First step is to webscrap Wikipedia in order to get the final table. For doing so, I will use the rvest library. You can get the xpath you want to webscrap as explained here.

library(rvest)
library(dplyr)

Base <-
  read_html("https://en.wikipedia.org/wiki/International_organ_donor_rates") %>%
  html_nodes(xpath = '//*[@id="mw-content-text"]/div/table[3]') %>%
  html_table() %>%
  as.data.frame(
    stringsAsFactors = F,
    fix.empty.names = F
  ) %>%
  select(Country,
    RateDonperMill = Number.of.deceased.donors..per.million.of.population
  )

knitr::kable(head(Base, 10), format = "markdown")
Country RateDonperMill
Argentina 19.60
Armenia 0.00
Australia 21.60
Austria 23.88
Azerbaijan 0.00
Bahrain 4.00
Bangladesh 0.00
Belarus 26.20
Belgium 30.30
Bolivia 0.36

Now we need to choose a good source of maps:

library(sf)
library(giscoR)

# Map import from Eurostat
WorldMap <- gisco_get_countries(resolution = 3, epsg = 3857) %>%
  select(ISO_3166_3 = ISO3_CODE)

Merging all together

Now let’s join and have a look to see what is going on.
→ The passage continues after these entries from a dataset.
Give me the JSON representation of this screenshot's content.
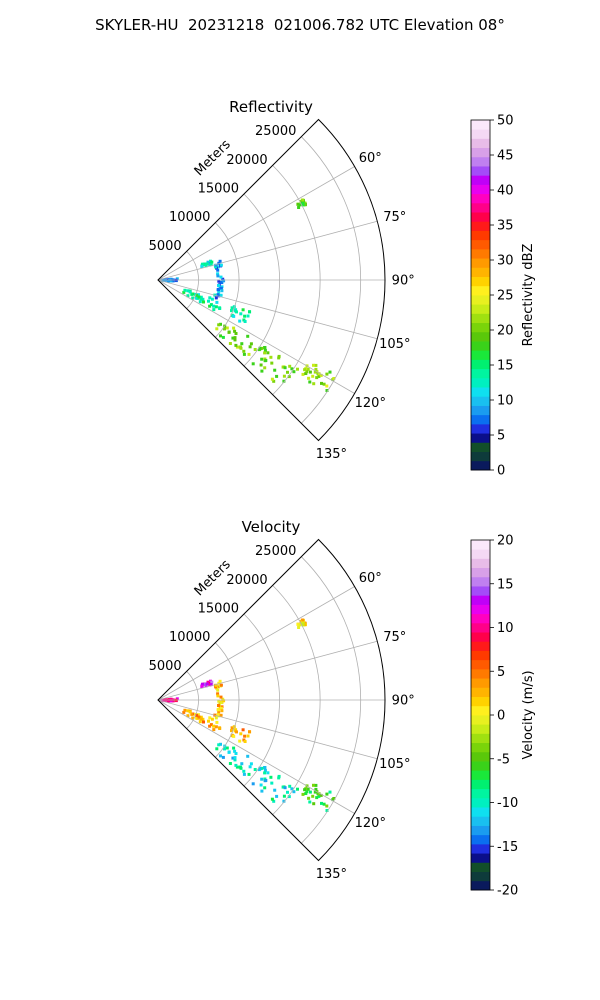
{
  "figure": {
    "title": "SKYLER-HU  20231218  021006.782 UTC Elevation 08°"
  },
  "chart_data": [
    {
      "type": "polar-sector",
      "title": "Reflectivity",
      "range_label": "Meters",
      "range_ticks": [
        5000,
        10000,
        15000,
        20000,
        25000
      ],
      "rmax": 28000,
      "angle_range_deg": [
        45,
        135
      ],
      "angle_ticks": [
        "60°",
        "75°",
        "90°",
        "105°",
        "120°",
        "135°"
      ],
      "grid": true,
      "colorbar": {
        "label": "Reflectivity dBZ",
        "min": 0,
        "max": 50,
        "ticks": [
          "0",
          "5",
          "10",
          "15",
          "20",
          "25",
          "30",
          "35",
          "40",
          "45",
          "50"
        ],
        "colors": [
          "#0a1a5c",
          "#0e3b3b",
          "#124f2a",
          "#0b0f8a",
          "#1f2fe0",
          "#0a6ff0",
          "#1a9cf0",
          "#19c0f0",
          "#0fe0f0",
          "#00f0c0",
          "#00f5a0",
          "#00f070",
          "#1ae83a",
          "#3ad21a",
          "#5ac80a",
          "#7ad40a",
          "#a0e010",
          "#c8ec18",
          "#e8f020",
          "#fff01e",
          "#ffd200",
          "#ffb400",
          "#ff9a00",
          "#ff7a00",
          "#ff5a00",
          "#ff3a00",
          "#ff1a1a",
          "#ff004a",
          "#ff0088",
          "#ff00c0",
          "#e800f0",
          "#c000f8",
          "#a44cf8",
          "#c080f0",
          "#d8a0e8",
          "#e8bce8",
          "#f4d8f4",
          "#fbe8fb"
        ]
      },
      "echo_regions": [
        {
          "name": "near-range cluster",
          "az_deg": [
            86,
            96
          ],
          "range_m": [
            300,
            2600
          ],
          "value": 8
        },
        {
          "name": "blob near 72°",
          "az_deg": [
            70,
            74
          ],
          "range_m": [
            5600,
            7000
          ],
          "value": 12
        },
        {
          "name": "ring arc",
          "az_deg": [
            72,
            108
          ],
          "range_m": [
            7200,
            8100
          ],
          "value": 9
        },
        {
          "name": "band 110-120",
          "az_deg": [
            109,
            118
          ],
          "range_m": [
            3500,
            12000
          ],
          "value": 14
        },
        {
          "name": "main band",
          "az_deg": [
            122,
            132
          ],
          "range_m": [
            9000,
            20500
          ],
          "value": 20
        },
        {
          "name": "far cell",
          "az_deg": [
            118,
            124
          ],
          "range_m": [
            21000,
            25000
          ],
          "value": 21
        },
        {
          "name": "isolated echo 62°",
          "az_deg": [
            61,
            63
          ],
          "range_m": [
            19500,
            20500
          ],
          "value": 19
        }
      ]
    },
    {
      "type": "polar-sector",
      "title": "Velocity",
      "range_label": "Meters",
      "range_ticks": [
        5000,
        10000,
        15000,
        20000,
        25000
      ],
      "rmax": 28000,
      "angle_range_deg": [
        45,
        135
      ],
      "angle_ticks": [
        "60°",
        "75°",
        "90°",
        "105°",
        "120°",
        "135°"
      ],
      "grid": true,
      "colorbar": {
        "label": "Velocity (m/s)",
        "min": -20,
        "max": 20,
        "ticks": [
          "-20",
          "-15",
          "-10",
          "-5",
          "0",
          "5",
          "10",
          "15",
          "20"
        ],
        "colors": [
          "#0a1a5c",
          "#0e3b3b",
          "#124f2a",
          "#0b0f8a",
          "#1f2fe0",
          "#0a6ff0",
          "#1a9cf0",
          "#19c0f0",
          "#0fe0f0",
          "#00f0c0",
          "#00f5a0",
          "#00f070",
          "#1ae83a",
          "#3ad21a",
          "#5ac80a",
          "#7ad40a",
          "#a0e010",
          "#c8ec18",
          "#e8f020",
          "#fff01e",
          "#ffd200",
          "#ffb400",
          "#ff9a00",
          "#ff7a00",
          "#ff5a00",
          "#ff3a00",
          "#ff1a1a",
          "#ff004a",
          "#ff0088",
          "#ff00c0",
          "#e800f0",
          "#c000f8",
          "#a44cf8",
          "#c080f0",
          "#d8a0e8",
          "#e8bce8",
          "#f4d8f4",
          "#fbe8fb"
        ]
      },
      "echo_regions": [
        {
          "name": "near-range cluster",
          "az_deg": [
            86,
            96
          ],
          "range_m": [
            300,
            2600
          ],
          "value": 10
        },
        {
          "name": "blob near 72°",
          "az_deg": [
            70,
            74
          ],
          "range_m": [
            5600,
            7000
          ],
          "value": 12
        },
        {
          "name": "ring arc",
          "az_deg": [
            72,
            108
          ],
          "range_m": [
            7200,
            8100
          ],
          "value": 2
        },
        {
          "name": "band 110-120",
          "az_deg": [
            109,
            118
          ],
          "range_m": [
            3500,
            12000
          ],
          "value": 3
        },
        {
          "name": "main band",
          "az_deg": [
            122,
            132
          ],
          "range_m": [
            9000,
            20500
          ],
          "value": -10
        },
        {
          "name": "far cell",
          "az_deg": [
            118,
            124
          ],
          "range_m": [
            21000,
            25000
          ],
          "value": -6
        },
        {
          "name": "isolated echo 62°",
          "az_deg": [
            61,
            63
          ],
          "range_m": [
            19500,
            20500
          ],
          "value": 1
        }
      ]
    }
  ]
}
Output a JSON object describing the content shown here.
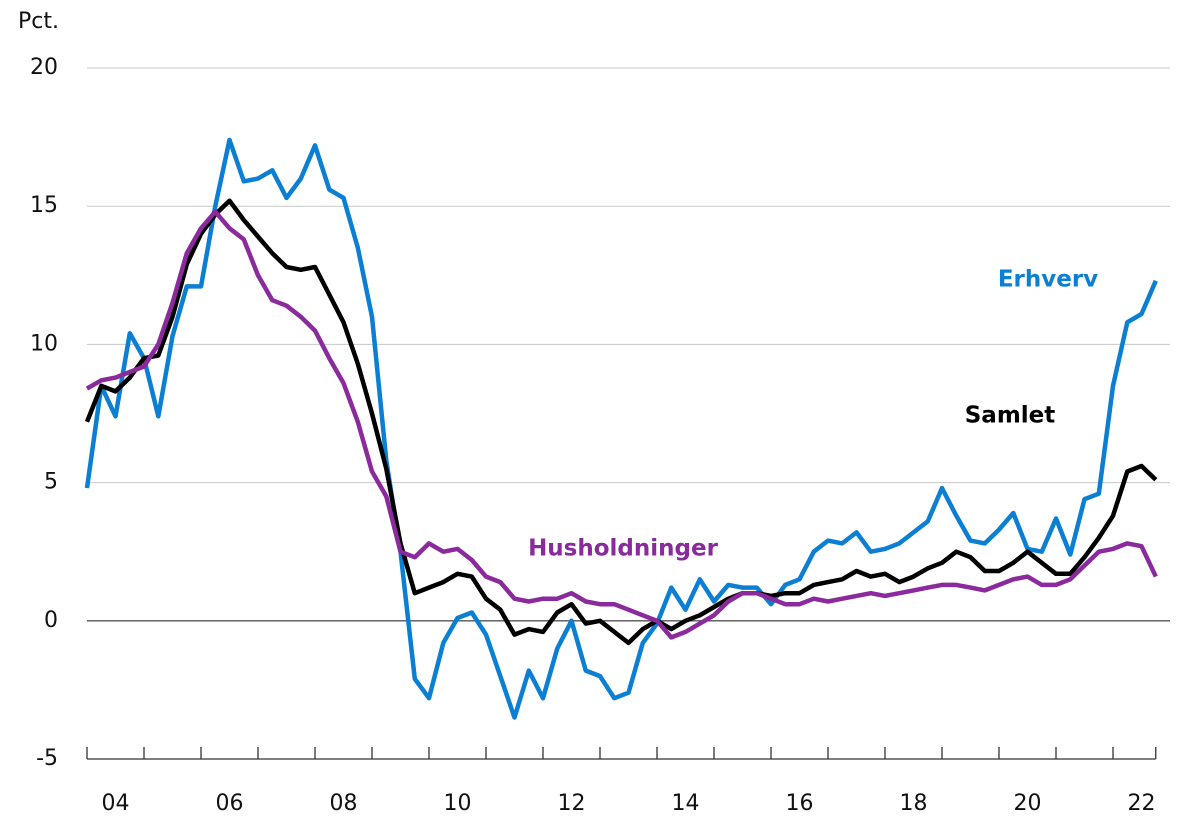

We use the countrycode package to retrieve the ISO3 codes of our scrapped dataset:

library(countrycode)

Base$ISO_3166_3 <- countrycode(Base$Country, origin = "country.name", destination = "iso3c")


DonorRate <- left_join(
  WorldMap,
  Base
) %>%
  select(
    Country,
    ISO_3166_3,
    RateDonperMill
  )

Make the .svg file

As already explained, I would like to follow the Wikipedia conventions, so some things to bear in mind:

  • Obviously the colors. Wikipedia already provides a good guidance for this. I would make use of the RColorBrewer library, which implements ColorBrewer in R.
  • In terms of projection, Wikipedia recommends the Equirectangular projection but, as in their own sample of a gradient map, I would choose to use the Robinson projection.
  • I should produce an .svg file following also the naming convention.

Some libraries then to use: RColorBrewer, rsvg and specially one of my favourites, cartography:

library(RColorBrewer)
library(cartography)
library(rsvg)

# Create bbox of the world
bbox <- st_linestring(rbind(
  c(-180, 90),
  c(180, 90),
  c(180, -90),
  c(-180, -90),
  c(-180, 90)
)) %>%
  st_segmentize(5) %>%
  st_cast("POLYGON") %>%
  st_sfc(crs = 4326) %>%
  st_transform(crs = "+proj=robin")

# Create SVG
svg(
  "Organ donor rate per million by country gradient map (2017).svg",
  pointsize = 90,
  width =  1600 / 90,
  height = 728 / 90
)

par(mar = c(0.5, 0, 0, 0))
choroLayer(
  DonorRate %>% st_transform("+proj=robin"),
  var = "RateDonperMill",
  breaks = c(0, 5, 10, 20, 30, 40, 50),
  col = brewer.pal(6, "PuBu"),
  border = "#646464",
  lwd = 0.1,
  colNA = "#E0E0E0",
  legend.pos = "left",
  legend.title.txt = "",
  legend.values.cex = 0.25
)

# Bounding box
plot(bbox,
  add = T,
  border = "#646464",
  lwd = 0.2
)

dev.off()

And that’s all. Our .svg file is ready to be included in Wikipedia.

img

Update: The map is already part of the Wikipedia article.